The SHAP explanation (Fig. 10) also predicted the text as GPT with a probability of 0.9980. Unlike LIME, SHAP distinguishes between words pushing the prediction towards Human (blue) and GPT (red). Terms such as “Spyware,” “designed,” and “collect” leaned towards Human classification, as they resemble natural human writing and technical terminology. However, words like “without” and “consent” strongly pushed the decision towards GPT, highlighting how formal connectors and rigid phrasing are characteristic of machine-generated text.

In short, LIME provides a quick and visually intuitive understanding of which words influence RoBERTa’s predictions, making it ideal for fast debugging and local interpretability.
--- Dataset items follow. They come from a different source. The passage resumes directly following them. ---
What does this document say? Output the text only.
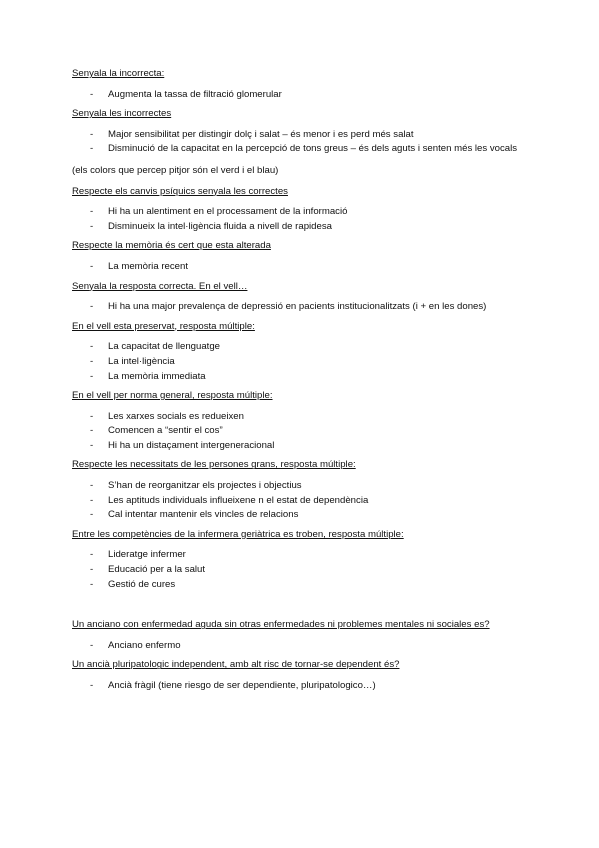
Senyala la incorrecta:
- Augmenta la tassa de filtració glomerular
Senyala les incorrectes
- Major sensibilitat per distingir dolç i salat – és menor i es perd més salat
- Disminució de la capacitat en la percepció de tons greus – és dels aguts i senten més les vocals
(els colors que percep pitjor són el verd i el blau)
Respecte els canvis psíquics senyala les correctes
- Hi ha un alentiment en el processament de la informació
- Disminueix la intel·ligència fluida a nivell de rapidesa
Respecte la memòria és cert que esta alterada
- La memòria recent
Senyala la resposta correcta. En el vell…
- Hi ha una major prevalença de depressió en pacients institucionalitzats (i + en les dones)
En el vell esta preservat, resposta múltiple:
- La capacitat de llenguatge
- La intel·ligència
- La memòria immediata
En el vell per norma general, resposta múltiple:
- Les xarxes socials es redueixen
- Comencen a “sentir el cos”
- Hi ha un distaçament intergeneracional
Respecte les necessitats de les persones grans, resposta múltiple:
- S’han de reorganitzar els projectes i objectius
- Les aptituds individuals influeixene n el estat de dependència
- Cal intentar mantenir els vincles de relacions
Entre les competències de la infermera geriàtrica es troben, resposta múltiple:
- Lideratge infermer
- Educació per a la salut
- Gestió de cures
Un anciano con enfermedad aguda sin otras enfermedades ni problemes mentales ni sociales es?
- Anciano enfermo
Un ancià pluripatologic independent, amb alt risc de tornar-se dependent és?
- Ancià fràgil (tiene riesgo de ser dependiente, pluripatologico…)
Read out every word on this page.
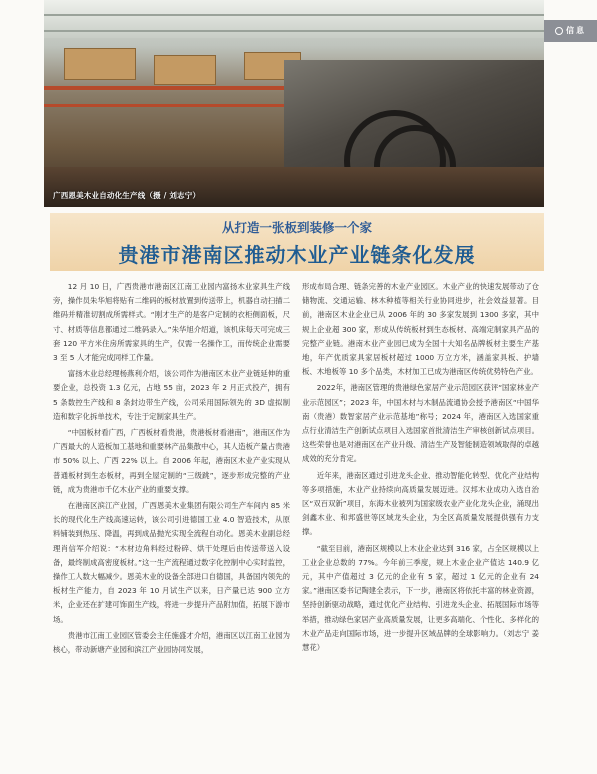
广西恩美木业自动化生产线（摄 / 刘志宁）
信息
从打造一张板到装修一个家
贵港市港南区推动木业产业链条化发展

12 月 10 日，广西贵港市港南区江南工业园内富扬木业家具生产线旁，操作员朱华旭将贴有二维码的板材放置到传送带上，机器自动扫描二维码并精准切割成所需样式。“刚才生产的是客户定制的衣柜侧面板，尺寸、材质等信息都通过二维码录入。”朱华旭介绍道，该机床每天可完成三套 120 平方米住房所需家具的生产，仅需一名操作工，而传统企业需要 3 至 5 人才能完成同样工作量。

富扬木业总经理杨燕利介绍，该公司作为港南区木业产业链延伸的重要企业，总投资 1.3 亿元，占地 55 亩，2023 年 2 月正式投产，拥有 5 条数控生产线和 8 条封边带生产线，公司采用国际领先的 3D 虚拟制造和数字化拆单技术，专注于定制家具生产。

“中国板材看广西，广西板材看贵港，贵港板材看港南”，港南区作为广西最大的人造板加工基地和重要林产品集散中心，其人造板产量占贵港市 50% 以上、广西 22% 以上。自 2006 年起，港南区木业产业实现从普通板材到生态板材，再到全屋定制的“三级跳”，逐步形成完整的产业链，成为贵港市千亿木业产业的重要支撑。

在港南区滨江产业园，广西恩美木业集团有限公司生产车间内 85 米长的现代化生产线高速运转，该公司引进德国工业 4.0 智造技术，从原料铺装到热压、降温，再到成品抛光实现全流程自动化。恩美木业副总经理肖信军介绍说：“木材边角料经过粉碎、烘干处理后由传送带送入设备，最终制成高密度板材。”这一生产流程通过数字化控制中心实时监控，操作工人数大幅减少。恩美木业的设备全部进口自德国，具备国内领先的板材生产能力，自 2023 年 10 月试生产以来，日产量已达 900 立方米，企业还在扩建可饰面生产线，将进一步提升产品附加值，拓展下游市场。

贵港市江南工业园区管委会主任施盛才介绍，港南区以江南工业园为核心，带动新塘产业园和滨江产业园协同发展，

形成布局合理、链条完善的木业产业园区。木业产业的快速发展带动了仓储物流、交通运输、林木种植等相关行业协同进步，社会效益显著。目前，港南区木业企业已从 2006 年的 30 多家发展到 1300 多家，其中规上企业超 300 家，形成从传统板材到生态板材、高端定制家具产品的完整产业链。港南木业产业园已成为全国十大知名品牌板材主要生产基地，年产优质家具家居板材超过 1000 万立方米，涵盖家具板、护墙板、木地板等 10 多个品类，木材加工已成为港南区传统优势特色产业。

2022年，港南区管理的贵港绿色家居产业示范园区获评“国家林业产业示范园区”；2023 年，中国木材与木制品流通协会授予港南区“中国华南（贵港）数智家居产业示范基地”称号；2024 年，港南区入选国家重点行业清洁生产创新试点项目入选国家首批清洁生产审核创新试点项目。这些荣誉也是对港南区在产业升级、清洁生产及智能制造领域取得的卓越成效的充分肯定。

近年来，港南区通过引进龙头企业、推动智能化转型、优化产业结构等多项措施，木业产业持续向高质量发展迈进。汉邦木业成功入选自治区“双百双新”项目，东海木业被列为国家级农业产业化龙头企业，涌现出剑鑫木业、和邦盛世等区域龙头企业，为全区高质量发展提供强有力支撑。

“截至目前，港南区规模以上木业企业达到 316 家，占全区规模以上工业企业总数的 77%。今年前三季度，规上木业企业产值达 140.9 亿元，其中产值超过 3 亿元的企业有 5 家，超过 1 亿元的企业有 24 家。”港南区委书记陶建全表示，下一步，港南区将依托丰富的林业资源，坚持创新驱动战略，通过优化产业结构、引进龙头企业、拓展国际市场等举措，推动绿色家居产业高质量发展，让更多高端化、个性化、多样化的木业产品走向国际市场，进一步提升区域品牌的全球影响力。（刘志宁 姜慧花）
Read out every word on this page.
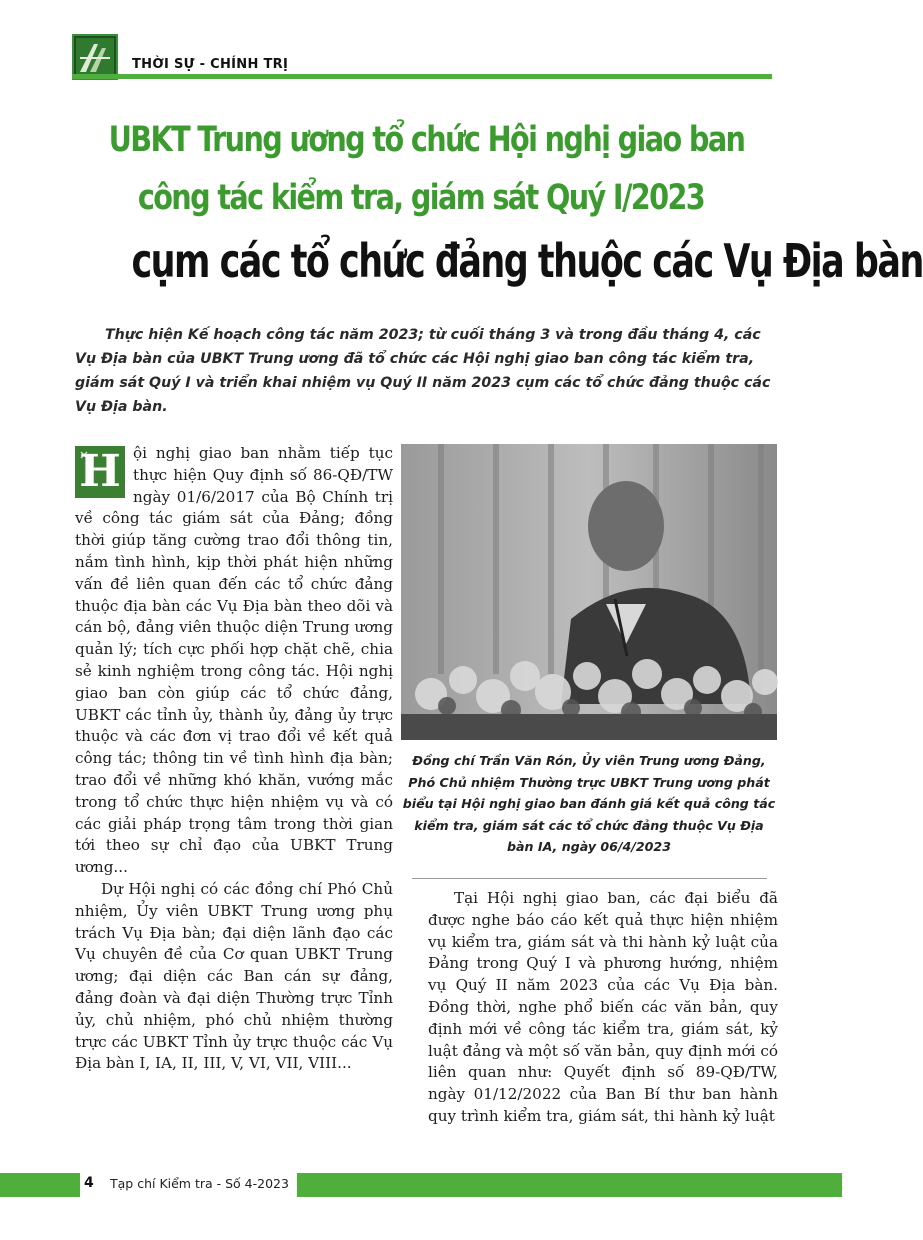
THỜI SỰ - CHÍNH TRỊ
UBKT Trung ương tổ chức Hội nghị giao ban
công tác kiểm tra, giám sát Quý I/2023
cụm các tổ chức đảng thuộc các Vụ Địa bàn
Thực hiện Kế hoạch công tác năm 2023; từ cuối tháng 3 và trong đầu tháng 4, các Vụ Địa bàn của UBKT Trung ương đã tổ chức các Hội nghị giao ban công tác kiểm tra, giám sát Quý I và triển khai nhiệm vụ Quý II năm 2023 cụm các tổ chức đảng thuộc các Vụ Địa bàn.

H ội nghị giao ban nhằm tiếp tục thực hiện Quy định số 86-QĐ/TW ngày 01/6/2017 của Bộ Chính trị về công tác giám sát của Đảng; đồng thời giúp tăng cường trao đổi thông tin, nắm tình hình, kịp thời phát hiện những vấn đề liên quan đến các tổ chức đảng thuộc địa bàn các Vụ Địa bàn theo dõi và cán bộ, đảng viên thuộc diện Trung ương quản lý; tích cực phối hợp chặt chẽ, chia sẻ kinh nghiệm trong công tác. Hội nghị giao ban còn giúp các tổ chức đảng, UBKT các tỉnh ủy, thành ủy, đảng ủy trực thuộc và các đơn vị trao đổi về kết quả công tác; thông tin về tình hình địa bàn; trao đổi về những khó khăn, vướng mắc trong tổ chức thực hiện nhiệm vụ và có các giải pháp trọng tâm trong thời gian tới theo sự chỉ đạo của UBKT Trung ương...

Dự Hội nghị có các đồng chí Phó Chủ nhiệm, Ủy viên UBKT Trung ương phụ trách Vụ Địa bàn; đại diện lãnh đạo các Vụ chuyên đề của Cơ quan UBKT Trung ương; đại diện các Ban cán sự đảng, đảng đoàn và đại diện Thường trực Tỉnh ủy, chủ nhiệm, phó chủ nhiệm thường trực các UBKT Tỉnh ủy trực thuộc các Vụ Địa bàn I, IA, II, III, V, VI, VII, VIII...

Đồng chí Trần Văn Rón, Ủy viên Trung ương Đảng, Phó Chủ nhiệm Thường trực UBKT Trung ương phát biểu tại Hội nghị giao ban đánh giá kết quả công tác kiểm tra, giám sát các tổ chức đảng thuộc Vụ Địa bàn IA, ngày 06/4/2023

Tại Hội nghị giao ban, các đại biểu đã được nghe báo cáo kết quả thực hiện nhiệm vụ kiểm tra, giám sát và thi hành kỷ luật của Đảng trong Quý I và phương hướng, nhiệm vụ Quý II năm 2023 của các Vụ Địa bàn. Đồng thời, nghe phổ biến các văn bản, quy định mới về công tác kiểm tra, giám sát, kỷ luật đảng và một số văn bản, quy định mới có liên quan như: Quyết định số 89-QĐ/TW, ngày 01/12/2022 của Ban Bí thư ban hành quy trình kiểm tra, giám sát, thi hành kỷ luật

4 Tạp chí Kiểm tra - Số 4-2023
SHAP, on the other hand, offers a more precise and mathematically consistent explanation by fairly distributing contributions among all tokens. While LIME is computationally lighter and easier to implement, SHAP is preferred when a deeper, globally consistent interpretation is required, especially in research or high-stakes decision-making scenarios.

In addition to local explainability, which focuses on understanding individual predictions, global explainability provides a broader view of the model’s behavior across the entire dataset. As shown in the Permutation Feature Importance (PFI) plot (Fig. 11), the token “which” stands out with the highest importance score of 2.0, indicating it has the greatest impact on model predictions when perturbed. Other tokens such as “case-insensitive.”, “discern”, “complexity”, and “Paris.” have lower but consistent importance values of 1.0, suggesting they also contribute meaningfully to the model’s overall decision-making. The baseline accuracy of 0.975 further supports the model’s robustness. To ensure global stability, agreement metrics across multiple runs or random seeds can be incorporated, confirming that the importance rankings are not sensitive to small variations in training.